Here’s a Blueprint for State-Focused Nutrition Advocacy
For food bank advocates seeking to sway their state legislatures toward policies that promote health and nutrition, Dariush Mozaffarian has some guidance about where to push.
States can take advantage of three big federal tools, each with a lot of funding behind them, to promote a healthier populace, said Mozaffarian, who is Dean of the Friedman School of Nutrition Policy and Science at Tufts University.
The biggest of the three is Medicaid, which states administer. Using Section 1115 waivers, states now have the opportunity to use Medicaid to pay for nutritious food (more on that here). While five states so far have been approved to do so (including Oregon, Arkansas, Arizona, Massachusetts and more recently California), the pathways for using Medicaid for food are relatively new. Mozaffarian said he is in communication with the Department of Health and Human Services to “encourage it to put out very clear guidance to all the states” on how to leverage Medicaid for better nutrition.
The second federal tool is SNAP, which has long been important to ensuring food security, but unlike WIC or school meals, does little to ensure nutrition security, Mozaffarian contended. He would like to see states initiate pilot programs that would deploy SNAP in healthier ways, such as using it to pay for hot meals or promoting incentives for healthy food purchases. “We have to have more innovation in SNAP,” he said.
Finally, states can strive to make improvements in school meals, another big federally backed program. One route is to permanently ensure free school meals for all kids, regardless of their household income, as a slowly growing number of states are doing. Another is to impose nutrition standards that are stronger than the federal standards, particularly around whole grains, sodium and added sugars, Mozaffarian said.
At the state level, there are various regulatory actions states could take, such as imposing a tax on soda and sugary beverages or putting warning labels on food that are high in sodium. Mozaffarian made his comments at a summit organized by the Hunger to Health Collaboratory in November. Food Bank News was made aware of them last week through the publication of the organization’s newsletter.
Mozaffarian, who co-chaired a task force that advised the recent White House Conference on Hunger, Nutrition and Health, was optimistic that many of the legislative recommendations coming out of the conference would be adopted, despite the House having a slight Republican majority following the mid-term elections.

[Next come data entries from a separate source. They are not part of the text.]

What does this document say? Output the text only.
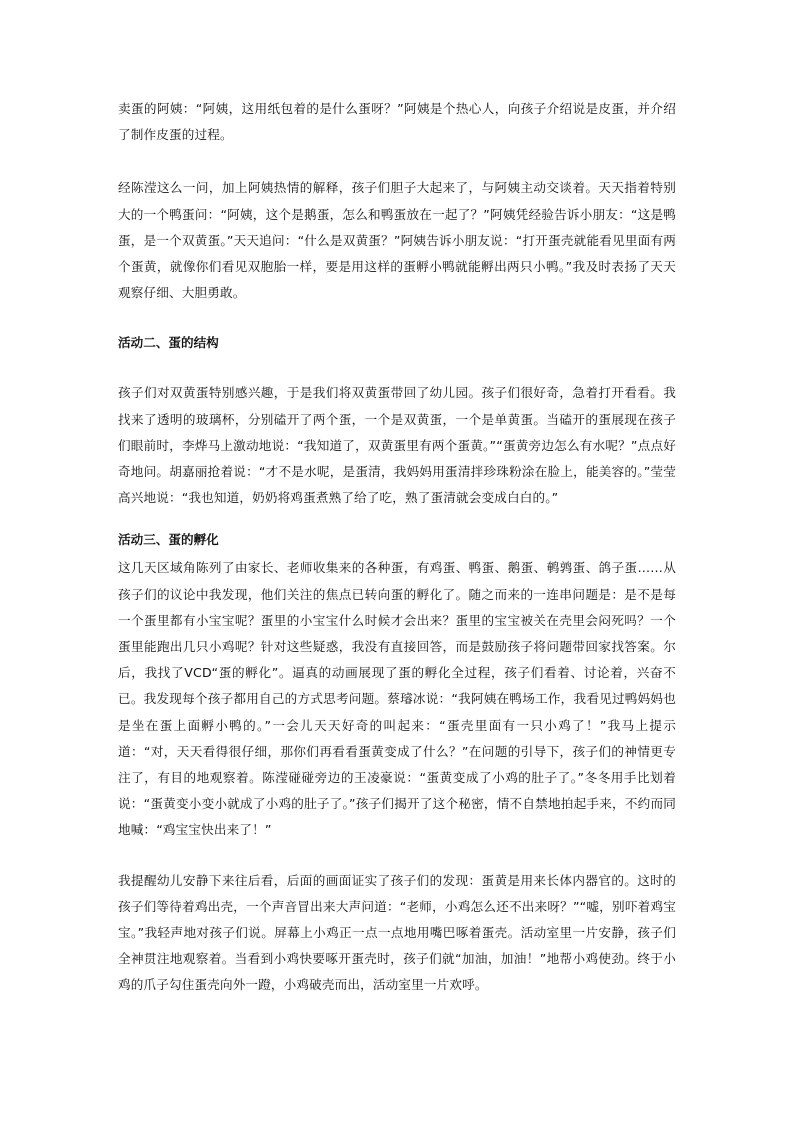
卖蛋的阿姨：“阿姨，这用纸包着的是什么蛋呀？”阿姨是个热心人，向孩子介绍说是皮蛋，并介绍了制作皮蛋的过程。

经陈滢这么一问，加上阿姨热情的解释，孩子们胆子大起来了，与阿姨主动交谈着。天天指着特别大的一个鸭蛋问：“阿姨，这个是鹅蛋，怎么和鸭蛋放在一起了？”阿姨凭经验告诉小朋友：“这是鸭蛋，是一个双黄蛋。”天天追问：“什么是双黄蛋？”阿姨告诉小朋友说：“打开蛋壳就能看见里面有两个蛋黄，就像你们看见双胞胎一样，要是用这样的蛋孵小鸭就能孵出两只小鸭。”我及时表扬了天天观察仔细、大胆勇敢。

活动二、蛋的结构

孩子们对双黄蛋特别感兴趣，于是我们将双黄蛋带回了幼儿园。孩子们很好奇，急着打开看看。我找来了透明的玻璃杯，分别磕开了两个蛋，一个是双黄蛋，一个是单黄蛋。当磕开的蛋展现在孩子们眼前时，李烨马上激动地说：“我知道了，双黄蛋里有两个蛋黄。”“蛋黄旁边怎么有水呢？”点点好奇地问。胡嘉丽抢着说：“才不是水呢，是蛋清，我妈妈用蛋清拌珍珠粉涂在脸上，能美容的。”莹莹高兴地说：“我也知道，奶奶将鸡蛋煮熟了给了吃，熟了蛋清就会变成白白的。”

活动三、蛋的孵化

这几天区域角陈列了由家长、老师收集来的各种蛋，有鸡蛋、鸭蛋、鹅蛋、鹌鹑蛋、鸽子蛋……从孩子们的议论中我发现，他们关注的焦点已转向蛋的孵化了。随之而来的一连串问题是：是不是每一个蛋里都有小宝宝呢？蛋里的小宝宝什么时候才会出来？蛋里的宝宝被关在壳里会闷死吗？一个蛋里能跑出几只小鸡呢？针对这些疑惑，我没有直接回答，而是鼓励孩子将问题带回家找答案。尔后，我找了VCD“蛋的孵化”。逼真的动画展现了蛋的孵化全过程，孩子们看着、讨论着，兴奋不已。我发现每个孩子都用自己的方式思考问题。蔡璿冰说：“我阿姨在鸭场工作，我看见过鸭妈妈也是坐在蛋上面孵小鸭的。”一会儿天天好奇的叫起来：“蛋壳里面有一只小鸡了！”我马上提示道：“对，天天看得很仔细，那你们再看看蛋黄变成了什么？”在问题的引导下，孩子们的神情更专注了，有目的地观察着。陈滢碰碰旁边的王凌豪说：“蛋黄变成了小鸡的肚子了。”冬冬用手比划着说：“蛋黄变小变小就成了小鸡的肚子了。”孩子们揭开了这个秘密，情不自禁地拍起手来，不约而同地喊：“鸡宝宝快出来了！”

我提醒幼儿安静下来往后看，后面的画面证实了孩子们的发现：蛋黄是用来长体内器官的。这时的孩子们等待着鸡出壳，一个声音冒出来大声问道：“老师，小鸡怎么还不出来呀？”“嘘，别吓着鸡宝宝。”我轻声地对孩子们说。屏幕上小鸡正一点一点地用嘴巴啄着蛋壳。活动室里一片安静，孩子们全神贯注地观察着。当看到小鸡快要啄开蛋壳时，孩子们就“加油，加油！”地帮小鸡使劲。终于小鸡的爪子勾住蛋壳向外一蹬，小鸡破壳而出，活动室里一片欢呼。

A key reason for his optimism is the impact that poor public health has on the economy. Subpar nutrition is driving up healthcare spending; harming kids who are trying to learn in school, and escalating the costs of private businesses that pay for health insurance, he said. Healthcare spending now accounts for almost $1 of every $3 in the federal budget. Meanwhile, the number-one medical reason young Americans can’t enroll in the military is obesity, making poor health a national security threat. “None of that is partisan,” Mozaffarian said.
He cited three “exciting” developments in the food and nutrition world that are widely supported by both political parties. Food as Medicine, such as when doctors issue prescriptions for healthy food, “is really, really supported by Republicans,” he said. Support for science, such as around cancer and genetics research, has generally been bi-partisan and can help spur advances in nutrition research. And thirdly, bipartisan support for business innovation can be applied to food, in much the same way it has been for clean energy.
If the anti-hunger community were simply trying to increase funding for basic food assistance programs, it would be much harder to get the support it needs. Making nutrition as important a pillar as hunger is critical, he said, “because that is how we’re going to get things done.”